En poursuivant votre navigation sur ce site, vous acceptez l'utilisation de cookies. Ces derniers assurent le bon fonctionnement de nos services. En savoir plus.

essai - Page 4

  • Un portrait de Jane Austen de David Cecil

    Editions Payot & Rivages - 286 pagesun portrait de Jane Austen.jpg

    Présentation de l'éditeur : Si les romans de Jane Austen (1775-1817) sont encore très lus - et très "vus" quand ils sont portés à l'écran -, on ignore généralement tout de cette fille de pasteur qui a grandi dans une famille nombreuse issue de la gentry et qui, demeurée célibataire, a toujours vécu avec sa mère et sa soeur Cassandra. Elle écrivait très discrètement sur un coin de bureau et son premier roman publié, Raison et Sentiments, ne l'a été qu'en 1811, signé d'"une dame" parce qu'elle ne cherchait pas la célébrité." Cette jeune dame, écrit pourtant Walter Scott, a le don le plus extraordinaire qu'il m'ait été donné de rencontrer pour décrire les relations, les émotions et les personnages de la vie ordinaire." Car pour comprendre le génie de Jane Austen il faut se souvenir qu'elle est fille de l'Angleterre de la fin du XVIIIe siècle : elle a gouverné son existence et sa plume en conciliant précisément la raison et les sentiments selon un solide bon sens épicé d'un humour à toute épreuve. David Cecil (1902-1986), aristocrate britannique et professeur de littérature anglaise à Oxford, a publié en 1978 ce portrait littéraire considéré aujourd'hui comme un classique. II replace admirablement son personnage dans son époque et reprend de larges extraits de sa correspondance, presque inédite en français. Renonçant à toute lourdeur universitaire au profit de la sensibilité et du plaisir, il fait de cette biographie subtile et amusée un vrai roman à la Jane Austen...

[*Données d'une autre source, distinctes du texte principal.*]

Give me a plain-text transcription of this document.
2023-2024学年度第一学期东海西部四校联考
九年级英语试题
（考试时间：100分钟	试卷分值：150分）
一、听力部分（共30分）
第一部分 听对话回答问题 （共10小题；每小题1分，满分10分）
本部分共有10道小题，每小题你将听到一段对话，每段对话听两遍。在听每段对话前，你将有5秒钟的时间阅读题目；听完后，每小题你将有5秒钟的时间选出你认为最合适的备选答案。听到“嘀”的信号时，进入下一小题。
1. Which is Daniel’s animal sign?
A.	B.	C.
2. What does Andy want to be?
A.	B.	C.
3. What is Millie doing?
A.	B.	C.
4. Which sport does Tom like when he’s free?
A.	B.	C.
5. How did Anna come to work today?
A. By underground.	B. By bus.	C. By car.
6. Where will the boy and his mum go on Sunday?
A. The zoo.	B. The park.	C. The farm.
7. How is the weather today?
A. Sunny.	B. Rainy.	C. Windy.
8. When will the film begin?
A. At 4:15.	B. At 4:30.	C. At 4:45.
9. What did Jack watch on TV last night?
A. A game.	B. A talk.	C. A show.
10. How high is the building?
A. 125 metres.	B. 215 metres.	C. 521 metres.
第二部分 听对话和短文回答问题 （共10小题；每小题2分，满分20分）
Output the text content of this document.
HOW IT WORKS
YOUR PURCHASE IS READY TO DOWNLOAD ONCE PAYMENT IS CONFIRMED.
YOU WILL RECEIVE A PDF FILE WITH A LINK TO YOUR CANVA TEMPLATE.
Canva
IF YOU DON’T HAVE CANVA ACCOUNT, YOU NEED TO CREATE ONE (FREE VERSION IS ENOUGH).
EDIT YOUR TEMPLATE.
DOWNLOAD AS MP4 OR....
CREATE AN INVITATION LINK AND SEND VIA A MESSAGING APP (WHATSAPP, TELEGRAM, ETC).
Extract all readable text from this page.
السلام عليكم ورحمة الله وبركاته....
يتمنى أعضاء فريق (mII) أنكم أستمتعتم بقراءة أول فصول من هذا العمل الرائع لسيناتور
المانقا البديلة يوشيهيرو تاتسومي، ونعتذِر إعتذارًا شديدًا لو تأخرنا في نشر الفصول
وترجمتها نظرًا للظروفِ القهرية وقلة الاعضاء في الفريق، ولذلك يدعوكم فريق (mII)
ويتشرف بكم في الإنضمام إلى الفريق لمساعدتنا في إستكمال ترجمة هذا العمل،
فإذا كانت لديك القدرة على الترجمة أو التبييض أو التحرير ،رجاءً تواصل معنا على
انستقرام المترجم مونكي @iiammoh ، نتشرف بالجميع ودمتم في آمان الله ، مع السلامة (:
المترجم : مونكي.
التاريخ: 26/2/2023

    Mansfield Park, Persuasion, Lady Susan, Northanger Abbey, Raison et sentiments, Emma, Orgueil et préjugés... La totalité des textes de Jane Austen (à l'exception de ses oeuvres de jeunesse et de ses textes inachevés) m'ont littéralement subjuguée. Cette véritable passion littéraire est même venue à bout de mes réticences en matière de lecture de bio et autres essais. Peut-être est ce là le secret de ces lecteurs de pavés historiques : se pencher sur une existence ou une période qui a le don de fasciner.

    Quoiqu'il en soit, c'est avec une excitation non dissimulée que je me suis plongée dans la vie de cette plume qui trône dans mon top ten. Malheureusement, il ne reste que peu d'éléments permettant de connaître plus avant cette femme, singulière à sa façon et tout à la fois profondément de son époque et de son rang. Malgré une correspondance et des témoignages comptés, David Cecil réussit ici la performance de nous éclairer sur Jane Austen. Il parvient même à nous donner presque la sensation de lire un texte supplémentaire de cette auteur incontournable des lettres anglaises.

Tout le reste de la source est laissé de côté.